Reihe I: Johannes 4,5-14
Reihe II: Apostelgeschichte 10,21-35
Reihe III: Ruth 1,1-19a
Reihe IV: Matthäus 8,5-13
Reihe V: Römer 1,13-17
Reihe VI: 2. Könige 5,(1-8)9-15(16-18)19a

Liedvorschläge

Eingangslied: EG 66, 1.5.7 Jesus ist kommen
Wochenlied: EG 74, 1-3 Du Morgenstern, du Licht vom Licht
Predigtlied: EG 268, 1.2.5 Strahlen brechen viele
Schlusslied: EG 637 Alle Knospen springen auf

Predigttext Apostelgeschichte 10, 21 – 35

Der Hauptmann Kornelius

21 Da stieg Petrus hinab zu den Männern und sprach: Siehe, ich bin's, den ihr sucht; aus welchem Grund seid ihr hier?
22 Sie aber sprachen: Der Hauptmann Kornelius, ein frommer und gottesfürchtiger Mann mit gutem Ruf bei dem ganzen Volk der Juden, hat einen Befehl empfangen von einem heiligen Engel, dass er dich sollte holen lassen in sein Haus und hören, was du zu sagen hast.

23 Da rief er sie herein und beherbergte sie. Am nächsten Tag machte er sich auf und zog mit ihnen, und einige Brüder aus Joppe gingen mit ihm.
24 Und am folgenden Tag kam er nach Cäsarea. Kornelius aber wartete auf sie und hatte seine Verwandten und nächsten Freunde zusammengerufen.
25 Und als Petrus hereinkam, ging ihm Kornelius entgegen und fiel ihm zu Füßen und betete ihn an.
26 Petrus aber richtete ihn auf und sprach: Steh auf, auch ich bin ein Mensch.
27 Und während er mit ihm redete, ging er hinein und fand viele, die zusammengekommen waren.
28 Und er sprach zu ihnen: Ihr wisst, dass es einem jüdischen Mann nicht erlaubt ist, mit einem Fremden umzugehen oder zu ihm zu kommen; aber Gott hat mir gezeigt, dass ich keinen Menschen gemein oder unrein nennen soll.
29 Darum habe ich mich nicht geweigert zu kommen, als ich geholt wurde. So frage ich euch nun, warum ihr mich habt holen lassen.
30 Kornelius sprach: Vor vier Tagen um diese Zeit betete ich um die neunte Stunde in meinem Hause. Und siehe, da stand ein Mann vor mir in einem leuchtenden Gewand
31 und sprach: Kornelius, dein Gebet ist erhört und deiner Almosen ist gedacht worden vor Gott.
32 So sende nun nach Joppe und lass herrufen Simon mit dem Beinamen Petrus, der zu Gast ist im Hause des Gerbers Simon am Meer.
33 Da sandte ich sofort zu dir; und du hast recht getan, dass du gekommen bist. Nun sind wir alle hier vor Gott zugegen, um alles zu hören, was dir vom Herrn befohlen ist.
34 Petrus aber tat seinen Mund auf und sprach: Nun erfahre ich in Wahrheit, dass Gott die Person nicht ansieht;
35 sondern in jedem Volk, wer ihn fürchtet und Recht tut, der ist ihm angenehm.

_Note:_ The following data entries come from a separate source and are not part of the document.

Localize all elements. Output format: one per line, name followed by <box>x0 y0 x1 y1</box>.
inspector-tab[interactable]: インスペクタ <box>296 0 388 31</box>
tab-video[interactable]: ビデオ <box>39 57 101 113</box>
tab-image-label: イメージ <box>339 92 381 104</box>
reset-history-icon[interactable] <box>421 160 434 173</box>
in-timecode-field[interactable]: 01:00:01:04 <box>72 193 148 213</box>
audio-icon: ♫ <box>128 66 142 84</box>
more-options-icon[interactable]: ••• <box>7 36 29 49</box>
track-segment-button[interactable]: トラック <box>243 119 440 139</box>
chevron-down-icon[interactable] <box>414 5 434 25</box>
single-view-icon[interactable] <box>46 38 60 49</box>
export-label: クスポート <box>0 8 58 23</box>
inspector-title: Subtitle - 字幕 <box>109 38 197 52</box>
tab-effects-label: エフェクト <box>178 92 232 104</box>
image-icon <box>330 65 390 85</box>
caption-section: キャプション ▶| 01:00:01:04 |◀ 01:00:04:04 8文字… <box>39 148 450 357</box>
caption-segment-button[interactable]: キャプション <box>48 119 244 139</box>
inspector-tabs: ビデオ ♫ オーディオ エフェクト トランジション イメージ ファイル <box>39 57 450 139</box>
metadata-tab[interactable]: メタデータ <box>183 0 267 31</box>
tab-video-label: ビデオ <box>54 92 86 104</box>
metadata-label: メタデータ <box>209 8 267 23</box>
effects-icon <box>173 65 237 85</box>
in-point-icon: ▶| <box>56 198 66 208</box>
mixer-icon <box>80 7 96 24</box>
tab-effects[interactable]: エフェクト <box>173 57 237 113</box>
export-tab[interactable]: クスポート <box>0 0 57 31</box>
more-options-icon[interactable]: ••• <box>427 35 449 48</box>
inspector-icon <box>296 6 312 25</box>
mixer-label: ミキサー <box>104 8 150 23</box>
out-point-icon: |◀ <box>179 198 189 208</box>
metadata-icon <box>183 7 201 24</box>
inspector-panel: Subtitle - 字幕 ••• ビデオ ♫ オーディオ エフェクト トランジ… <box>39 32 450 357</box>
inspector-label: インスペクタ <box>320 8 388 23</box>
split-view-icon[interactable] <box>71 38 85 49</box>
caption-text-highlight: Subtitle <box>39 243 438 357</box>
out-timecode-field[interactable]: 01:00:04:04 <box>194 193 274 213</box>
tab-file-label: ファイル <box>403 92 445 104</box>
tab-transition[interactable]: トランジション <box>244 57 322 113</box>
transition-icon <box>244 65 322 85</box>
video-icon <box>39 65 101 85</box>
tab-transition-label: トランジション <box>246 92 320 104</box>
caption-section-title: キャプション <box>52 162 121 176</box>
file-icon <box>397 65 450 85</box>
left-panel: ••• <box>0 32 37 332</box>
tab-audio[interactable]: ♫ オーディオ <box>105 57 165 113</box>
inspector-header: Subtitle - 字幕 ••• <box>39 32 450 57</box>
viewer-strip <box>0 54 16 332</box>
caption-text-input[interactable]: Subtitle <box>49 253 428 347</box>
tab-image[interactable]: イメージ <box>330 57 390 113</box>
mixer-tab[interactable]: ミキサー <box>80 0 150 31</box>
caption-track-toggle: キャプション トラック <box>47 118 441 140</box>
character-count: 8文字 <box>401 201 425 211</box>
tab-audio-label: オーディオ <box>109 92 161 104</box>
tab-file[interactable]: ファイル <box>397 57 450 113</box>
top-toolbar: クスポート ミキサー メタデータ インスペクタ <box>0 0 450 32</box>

Vom Hören und Handeln: Ein Wunder, das zweimal gelingt

Liebe Gemeinde,

es klopft. Besuch kündigt sich an. Merkwürdig, denk' ich mir – Besuch bekommt man doch eigentlich nur in seinen eigenen vier Wänden. Und doch – er macht auf. (Pause) Hätten Sie sich das getraut? Wie war das wohl? (Pause)

Das Ganze kam so:

Die Hauptakteure: 1. Petrus

9 Am nächsten Tag, als diese (die Knechte) auf dem Wege waren und in die Nähe der Stadt kamen, stieg Petrus auf das Dach, zu beten um die sechste Stunde.
10 Und als er hungrig wurde, wollte er essen. Während sie ihm aber etwas zubereiteten, kam eine Verzückung über ihn,
11 und er sah den Himmel aufgetan und ein Gefäß herabkommen wie ein großes leinenes Tuch, an vier Zipfeln niedergelassen auf die Erde.
12 Darin waren allerlei vierfüßige und kriechende Tiere der Erde und Vögel des Himmels.
13 Und es geschah eine Stimme zu ihm: Steh auf, Petrus, schlachte und iss!
14 Petrus aber sprach: O nein, Herr; denn ich habe noch nie etwas Gemeines und Unreines gegessen.
15 Und die Stimme sprach zum zweiten Mal zu ihm: Was Gott rein gemacht hat, das nenne du nicht unrein.
16 Und das geschah dreimal; und alsbald wurde das Gefäß wieder hinaufgenommen gen Himmel.

Wer ist er, der Mann an der Tür? Es ist Petrus, der Mann, der gerade eine Vision hatte, eine für Leib und Seele – könnte man sagen. Denn vordergründig ging es um's Essen. Es gibt Dinge, die Petrus als gebürtiger Jude essen darf, und anderes. Eigentlich. Und auf einmal – so die Stimme von oben – soll das nicht mehr gelten? Wie kommt das? Naja, manchmal entwickelt man ja verrückte Gedanken mit einem Loch im Magen. „Du bist nicht du, wenn Du hungrig bist“, heißt es in der Snickers-Werbung. Bei mir stimmt das. Ob das auch bei Petrus zutrifft? Zumindest macht er sich Gedanken über das Erlebte. Viel Zeit hat er dafür allerdings nicht. Denn: Es klopft. Besuch kündigt sich an:

17 Als aber Petrus noch ratlos war, was die Erscheinung bedeute, die er gesehen hatte, siehe, da fragten die Männer, von Kornelius gesandt, nach dem Haus Simons und standen schon an der Tür,
18 riefen und fragten, ob Simon mit dem Beinamen Petrus hier zu Gast wäre. 
19 Während aber Petrus nachsann über die Erscheinung, sprach der Geist zu ihm: Siehe, drei Männer suchen dich; 
20 so steh auf, steig hinab und geh mit ihnen und zweifle nicht, denn ich habe sie gesandt.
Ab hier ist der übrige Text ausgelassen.